Sin poderlo evitar, se retorció y se le escapó un gemido.
– ¡Silencio! -dijo el regidor.
– Bajad a ese hombre de ahí -dijo la voz profunda, con entonación de asco.
Cuando lo descolgaron, el número cuatro miró abrumado la imponente figura del Caballero.
– ¡El Fidai Allenair! -murmuró.
– ¡Silencio, he dicho! -dijo el regidor.
El Caballero se volvió hacia el número cuatro, y su cara adusta no se modificó lo más mínimo. La mirada fría volvió al regidor.
– ¿Quién es?
– ¿Quién es quién. Caballero? -dijo el otro; Allenair señaló al número cuatro sin mirarlo, y el regidor se encogió de hombros.
– Mandadlo esta noche a mi casa -dijo secamente el Caballero.
– Pero la Apotropía… -dudó el regidor.
– ¿Es un criminal peligroso?
– No lo sé, pero comprenderéis mi responsabilidad…
– Os firmaré una exención sellada -dijo el Caballero en un tono que no admitía réplica-, pero lo quiero a las ocho de la tarde en mi casa; enviadlo con cuatro Guardias.

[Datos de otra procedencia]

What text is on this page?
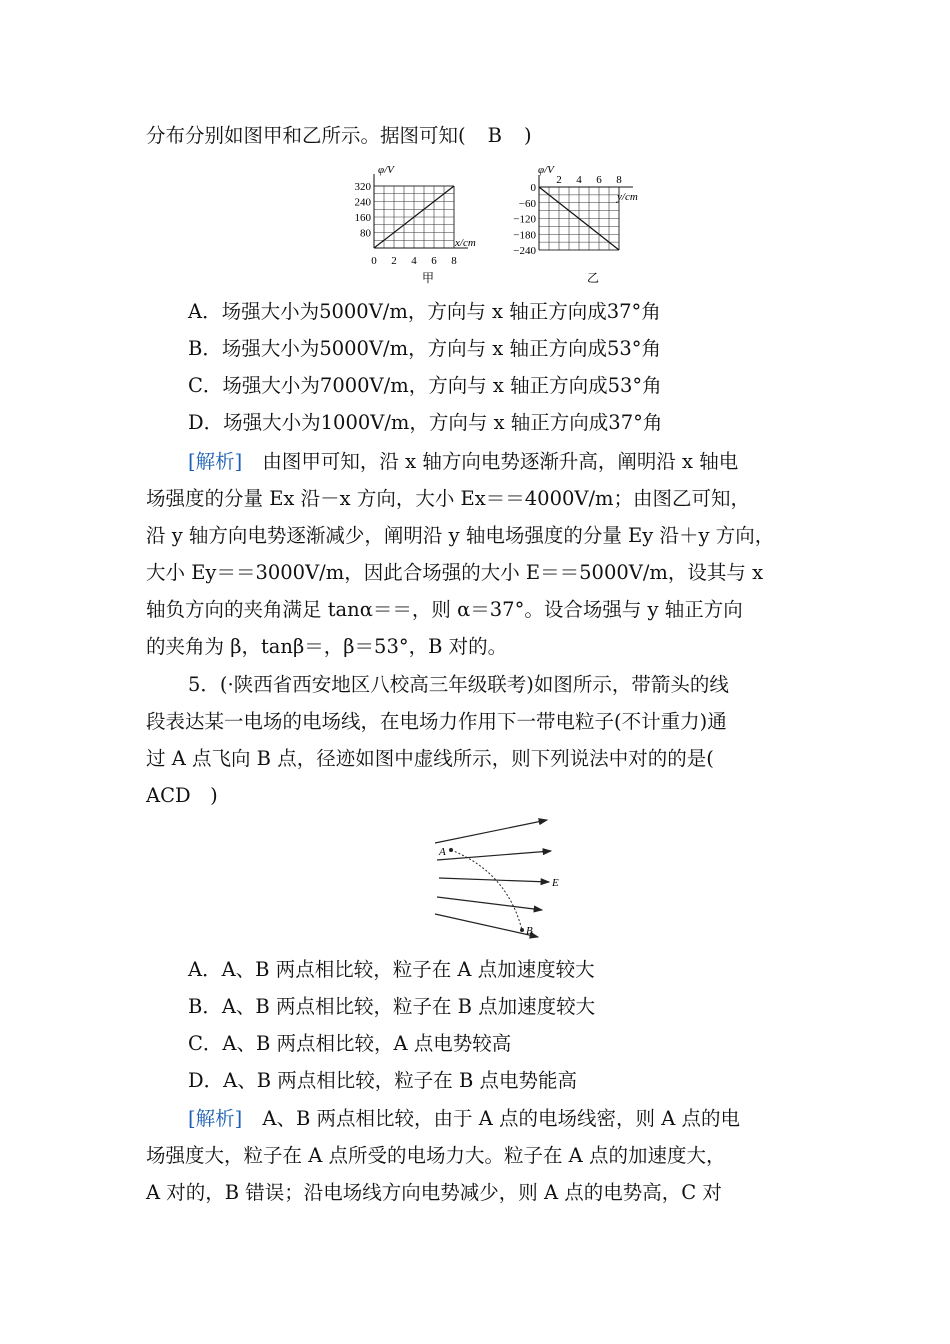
分布分别如图甲和乙所示。据图可知( B )
φ/V
x/cm
甲
320
240
160
80
0 2 4 6 8
φ/V
y/cm
乙
0
−60
−120
−180
−240
2 4 6 8
A．场强大小为5000V/m，方向与 x 轴正方向成37°角
B．场强大小为5000V/m，方向与 x 轴正方向成53°角
C．场强大小为7000V/m，方向与 x 轴正方向成53°角
D．场强大小为1000V/m，方向与 x 轴正方向成37°角
[解析] 由图甲可知，沿 x 轴方向电势逐渐升高，阐明沿 x 轴电
场强度的分量 Ex 沿－x 方向，大小 Ex＝＝4000V/m；由图乙可知，
沿 y 轴方向电势逐渐减少，阐明沿 y 轴电场强度的分量 Ey 沿＋y 方向，
大小 Ey＝＝3000V/m，因此合场强的大小 E＝＝5000V/m，设其与 x
轴负方向的夹角满足 tanα＝＝，则 α＝37°。设合场强与 y 轴正方向
的夹角为 β，tanβ＝，β＝53°，B 对的。
5．(·陕西省西安地区八校高三年级联考)如图所示，带箭头的线
段表达某一电场的电场线，在电场力作用下一带电粒子(不计重力)通
过 A 点飞向 B 点，径迹如图中虚线所示，则下列说法中对的的是(
ACD　)
A
B
E
A．A、B 两点相比较，粒子在 A 点加速度较大
B．A、B 两点相比较，粒子在 B 点加速度较大
C．A、B 两点相比较，A 点电势较高
D．A、B 两点相比较，粒子在 B 点电势能高
[解析] A、B 两点相比较，由于 A 点的电场线密，则 A 点的电
场强度大，粒子在 A 点所受的电场力大。粒子在 A 点的加速度大，
A 对的，B 错误；沿电场线方向电势减少，则 A 点的电势高，C 对
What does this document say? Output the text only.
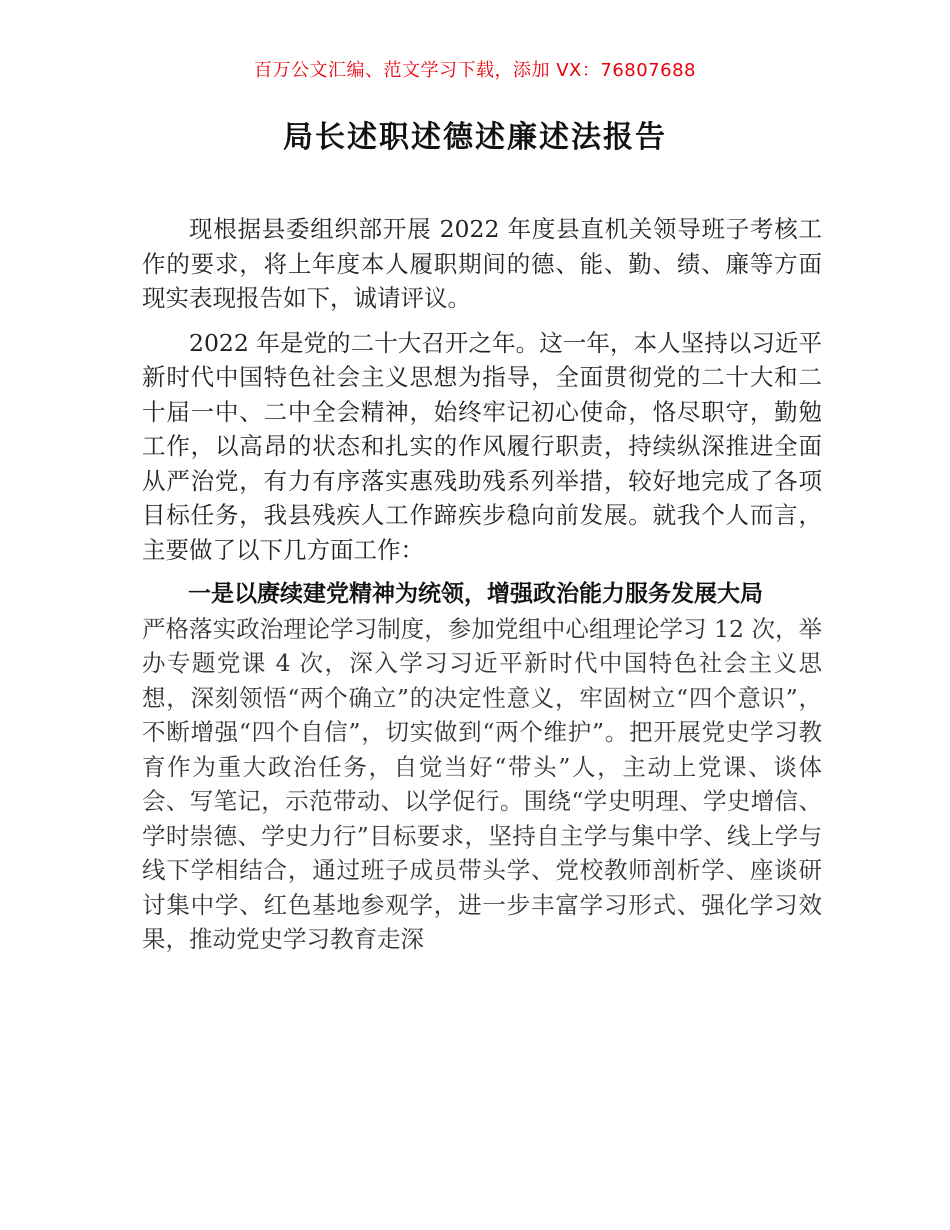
百万公文汇编、范文学习下载，添加 VX：76807688
局长述职述德述廉述法报告

现根据县委组织部开展 2022 年度县直机关领导班子考核工作的要求，将上年度本人履职期间的德、能、勤、绩、廉等方面现实表现报告如下，诚请评议。

2022 年是党的二十大召开之年。这一年，本人坚持以习近平新时代中国特色社会主义思想为指导，全面贯彻党的二十大和二十届一中、二中全会精神，始终牢记初心使命，恪尽职守，勤勉工作，以高昂的状态和扎实的作风履行职责，持续纵深推进全面从严治党，有力有序落实惠残助残系列举措，较好地完成了各项目标任务，我县残疾人工作蹄疾步稳向前发展。就我个人而言，主要做了以下几方面工作：

一是以赓续建党精神为统领，增强政治能力服务发展大局

严格落实政治理论学习制度，参加党组中心组理论学习 12 次，举办专题党课 4 次，深入学习习近平新时代中国特色社会主义思想，深刻领悟“两个确立”的决定性意义，牢固树立“四个意识”，不断增强“四个自信”，切实做到“两个维护”。把开展党史学习教育作为重大政治任务，自觉当好“带头”人，主动上党课、谈体会、写笔记，示范带动、以学促行。围绕“学史明理、学史增信、学时崇德、学史力行”目标要求，坚持自主学与集中学、线上学与线下学相结合，通过班子成员带头学、党校教师剖析学、座谈研讨集中学、红色基地参观学，进一步丰富学习形式、强化学习效果，推动党史学习教育走深
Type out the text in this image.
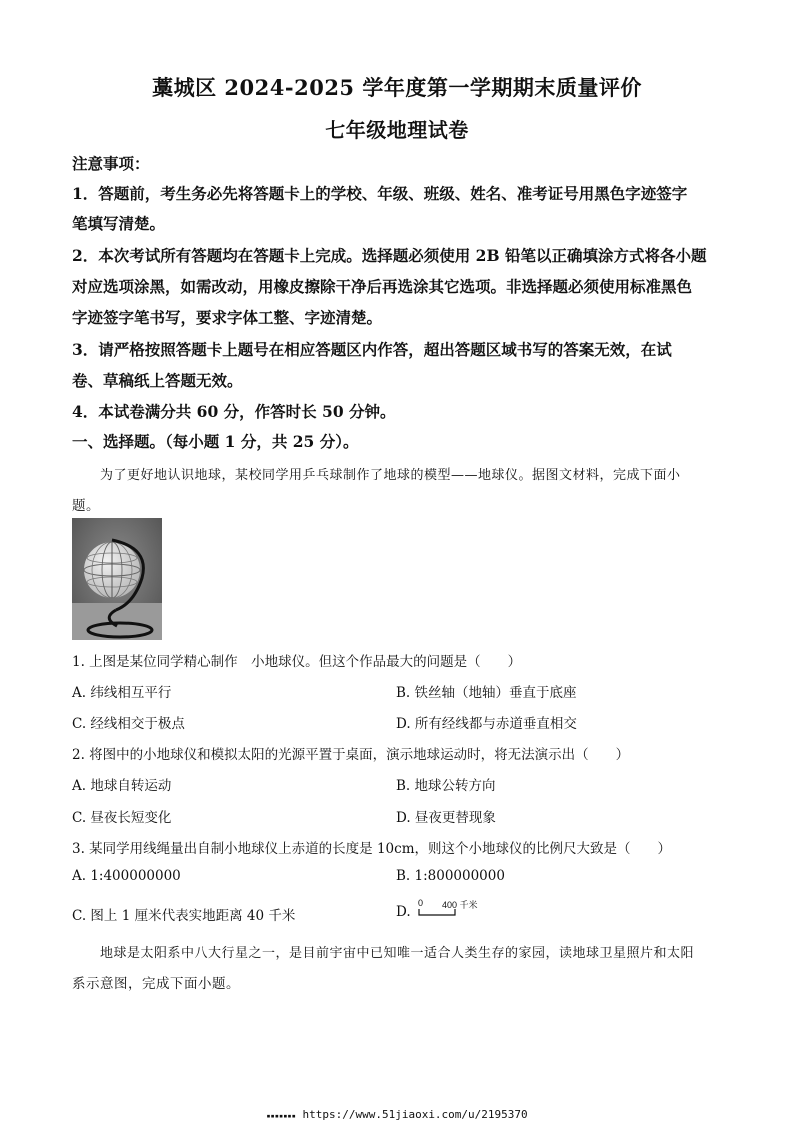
藁城区 2024-2025 学年度第一学期期末质量评价
七年级地理试卷
注意事项：
1．答题前，考生务必先将答题卡上的学校、年级、班级、姓名、准考证号用黑色字迹签字
笔填写清楚。
2．本次考试所有答题均在答题卡上完成。选择题必须使用 2B 铅笔以正确填涂方式将各小题
对应选项涂黑，如需改动，用橡皮擦除干净后再选涂其它选项。非选择题必须使用标准黑色
字迹签字笔书写，要求字体工整、字迹清楚。
3．请严格按照答题卡上题号在相应答题区内作答，超出答题区域书写的答案无效，在试
卷、草稿纸上答题无效。
4．本试卷满分共 60 分，作答时长 50 分钟。
一、选择题。（每小题 1 分，共 25 分）。
为了更好地认识地球，某校同学用乒乓球制作了地球的模型——地球仪。据图文材料，完成下面小
题。
1. 上图是某位同学精心制作　小地球仪。但这个作品最大的问题是（　　）
A. 纬线相互平行	B. 铁丝轴（地轴）垂直于底座
C. 经线相交于极点	D. 所有经线都与赤道垂直相交
2. 将图中的小地球仪和模拟太阳的光源平置于桌面，演示地球运动时，将无法演示出（　　）
A. 地球自转运动	B. 地球公转方向
C. 昼夜长短变化	D. 昼夜更替现象
3. 某同学用线绳量出自制小地球仪上赤道的长度是 10cm，则这个小地球仪的比例尺大致是（　　）
A. 1:400000000	B. 1:800000000
C. 图上 1 厘米代表实地距离 40 千米	D.
0 400 千米
地球是太阳系中八大行星之一，是目前宇宙中已知唯一适合人类生存的家园，读地球卫星照片和太阳
系示意图，完成下面小题。
▪▪▪▪▪▪▪ https://www.51jiaoxi.com/u/2195370
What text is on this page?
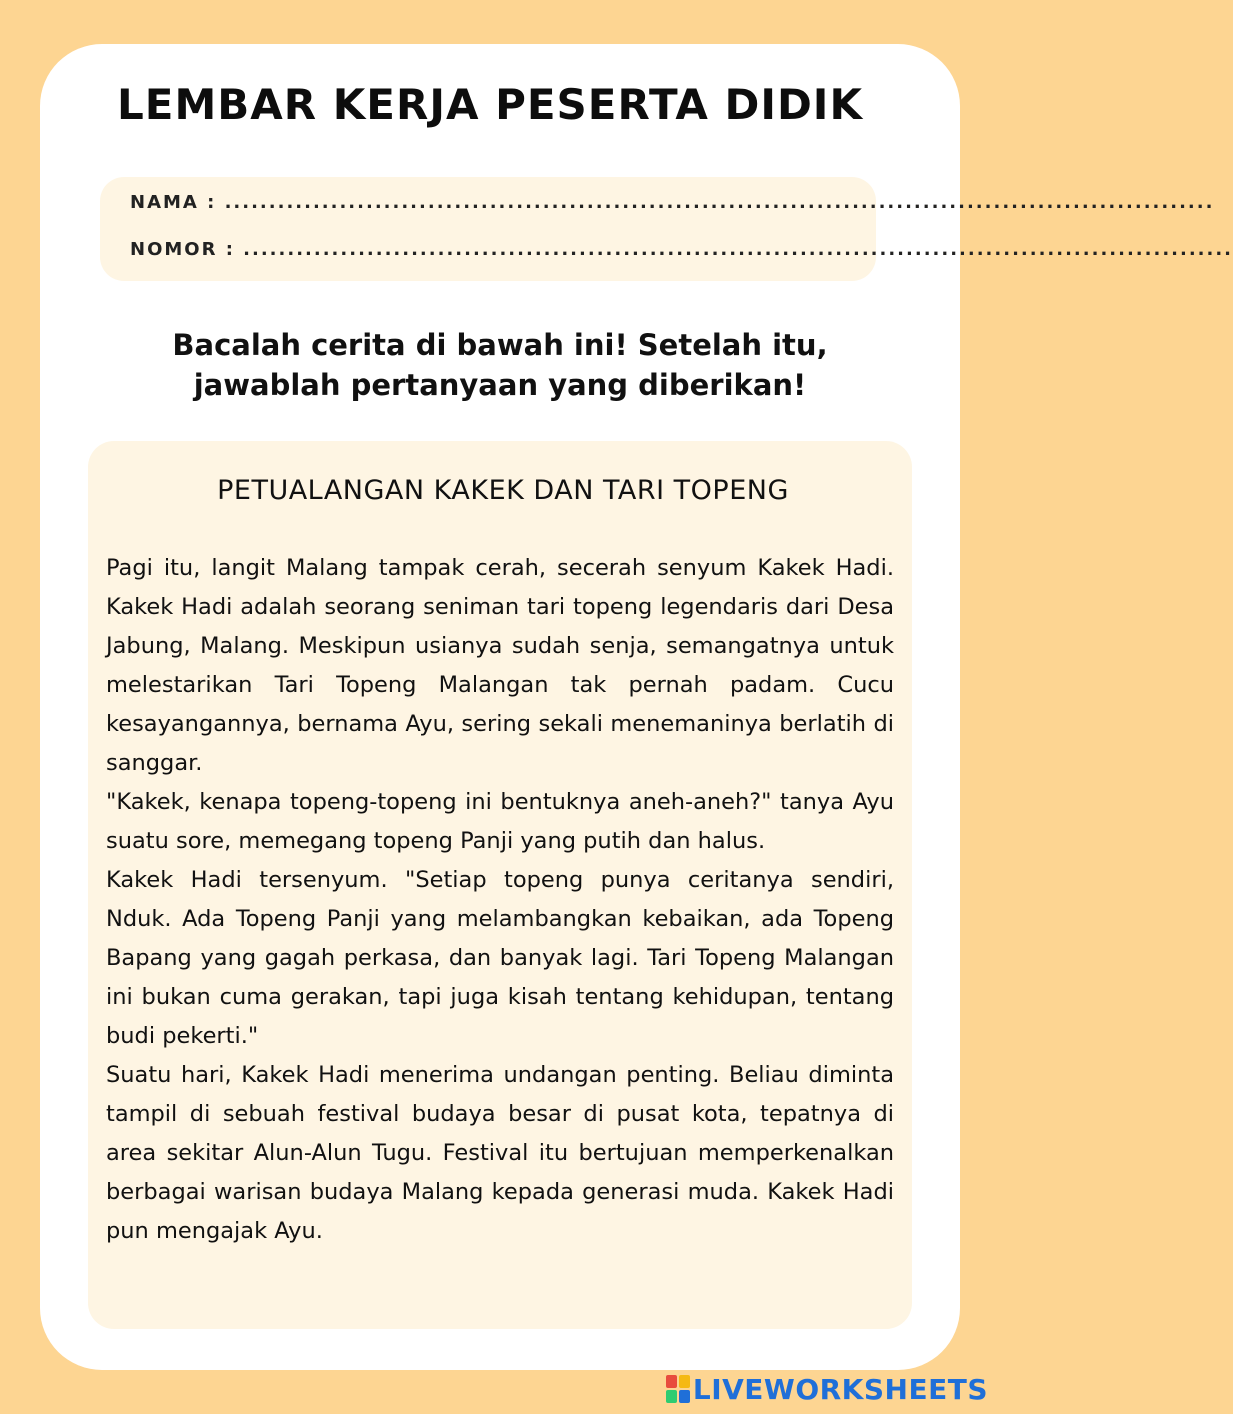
LEMBAR KERJA PESERTA DIDIK
NAMA : ................................................................................................................
NOMOR : ................................................................................................................
Bacalah cerita di bawah ini! Setelah itu, jawablah pertanyaan yang diberikan!
PETUALANGAN KAKEK DAN TARI TOPENG

Pagi itu, langit Malang tampak cerah, secerah senyum Kakek Hadi. Kakek Hadi adalah seorang seniman tari topeng legendaris dari Desa Jabung, Malang. Meskipun usianya sudah senja, semangatnya untuk melestarikan Tari Topeng Malangan tak pernah padam. Cucu kesayangannya, bernama Ayu, sering sekali menemaninya berlatih di sanggar.

"Kakek, kenapa topeng-topeng ini bentuknya aneh-aneh?" tanya Ayu suatu sore, memegang topeng Panji yang putih dan halus.

Kakek Hadi tersenyum. "Setiap topeng punya ceritanya sendiri, Nduk. Ada Topeng Panji yang melambangkan kebaikan, ada Topeng Bapang yang gagah perkasa, dan banyak lagi. Tari Topeng Malangan ini bukan cuma gerakan, tapi juga kisah tentang kehidupan, tentang budi pekerti."

Suatu hari, Kakek Hadi menerima undangan penting. Beliau diminta tampil di sebuah festival budaya besar di pusat kota, tepatnya di area sekitar Alun-Alun Tugu. Festival itu bertujuan memperkenalkan berbagai warisan budaya Malang kepada generasi muda. Kakek Hadi pun mengajak Ayu.

LIVEWORKSHEETS
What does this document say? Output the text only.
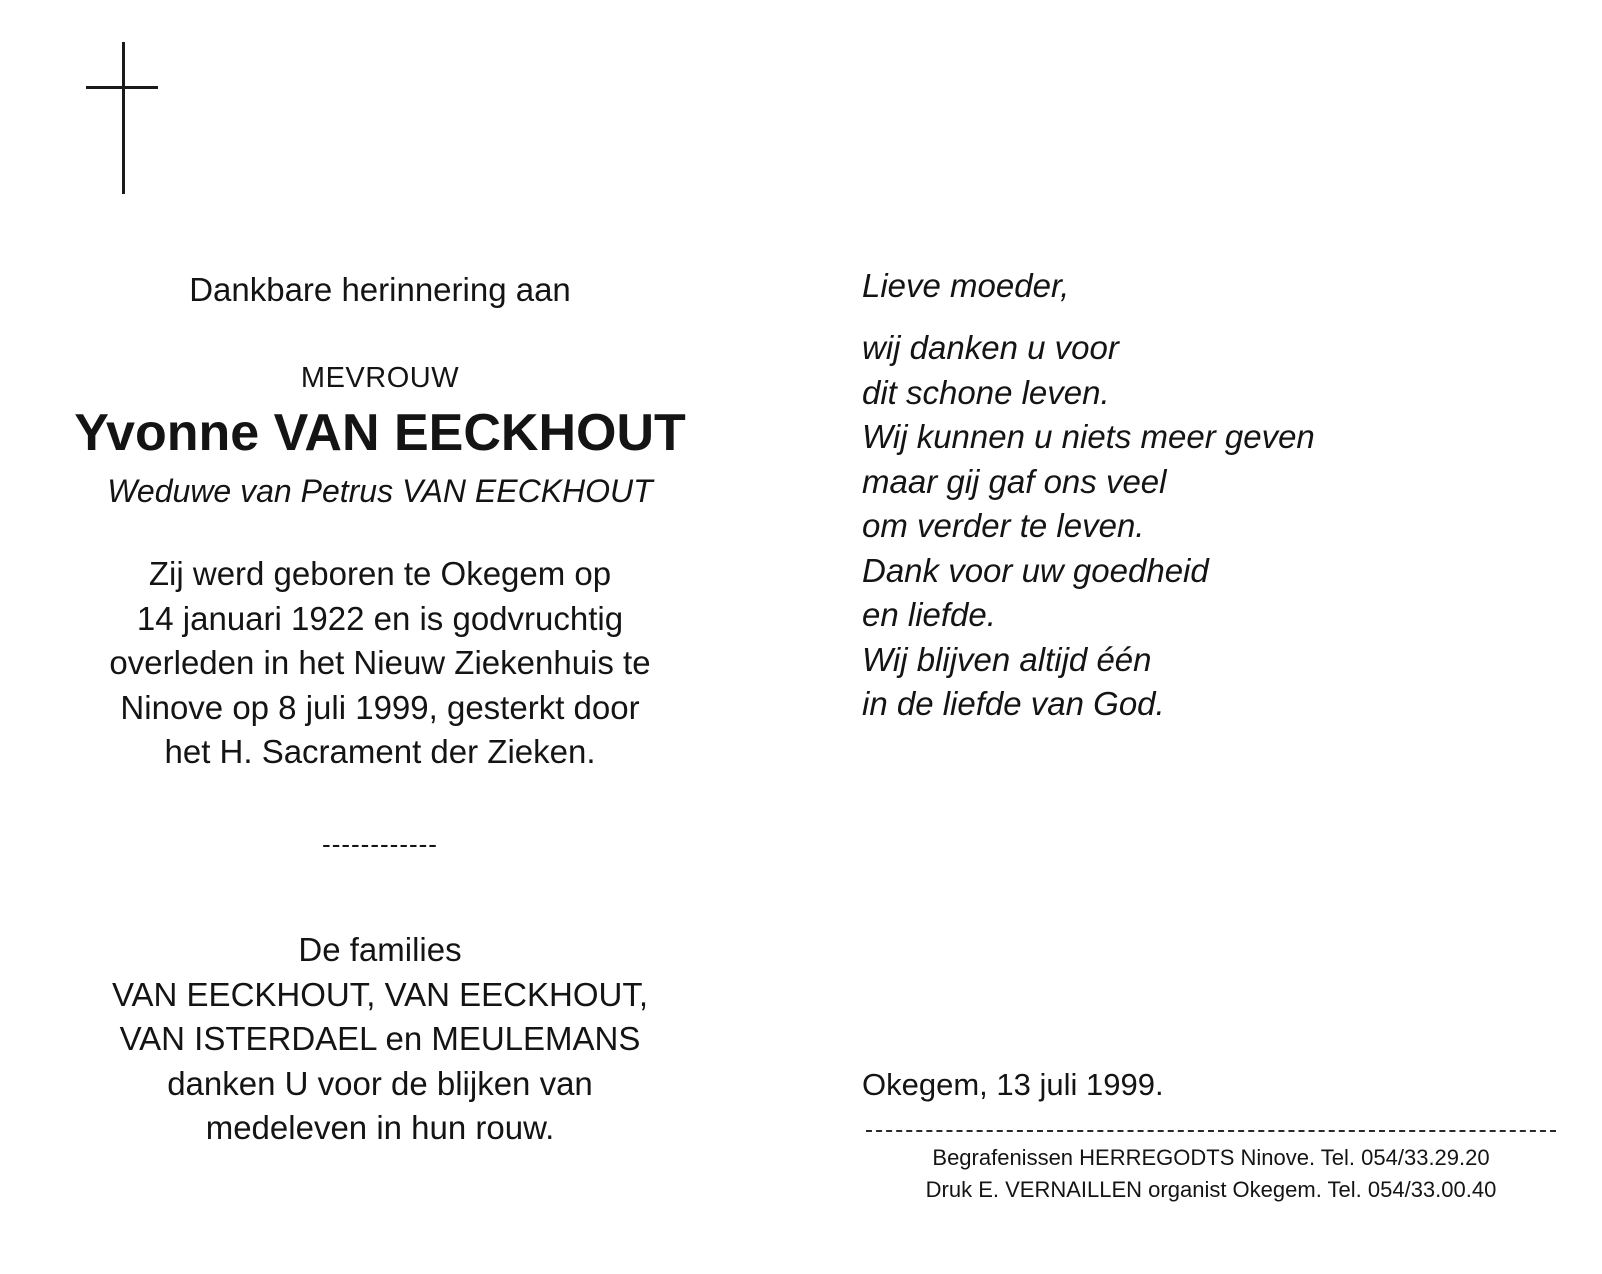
Dankbare herinnering aan
MEVROUW
Yvonne VAN EECKHOUT
Weduwe van Petrus VAN EECKHOUT
Zij werd geboren te Okegem op
14 januari 1922 en is godvruchtig
overleden in het Nieuw Ziekenhuis te
Ninove op 8 juli 1999, gesterkt door
het H. Sacrament der Zieken.
------------
De families
VAN EECKHOUT, VAN EECKHOUT,
VAN ISTERDAEL en MEULEMANS
danken U voor de blijken van
medeleven in hun rouw.
Lieve moeder,
wij danken u voor
dit schone leven.
Wij kunnen u niets meer geven
maar gij gaf ons veel
om verder te leven.
Dank voor uw goedheid
en liefde.
Wij blijven altijd één
in de liefde van God.
Okegem, 13 juli 1999.
Begrafenissen HERREGODTS Ninove. Tel. 054/33.29.20
Druk E. VERNAILLEN organist Okegem. Tel. 054/33.00.40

Y ahora, dejadme comprobar los aparatos de seguridad.
– Ahora mismo. Caballero -dijo el regidor, y señaló al número cuatro y se dirigió a su ayudante-: Ya lo has oído, muévete.
El ayudante dio las órdenes pertinentes, y el número cuatro, aún sin acabar de creerse lo que le acababa de pasar, salió de allí con una custodia tan ambigua como su agradecimiento, como su pesar.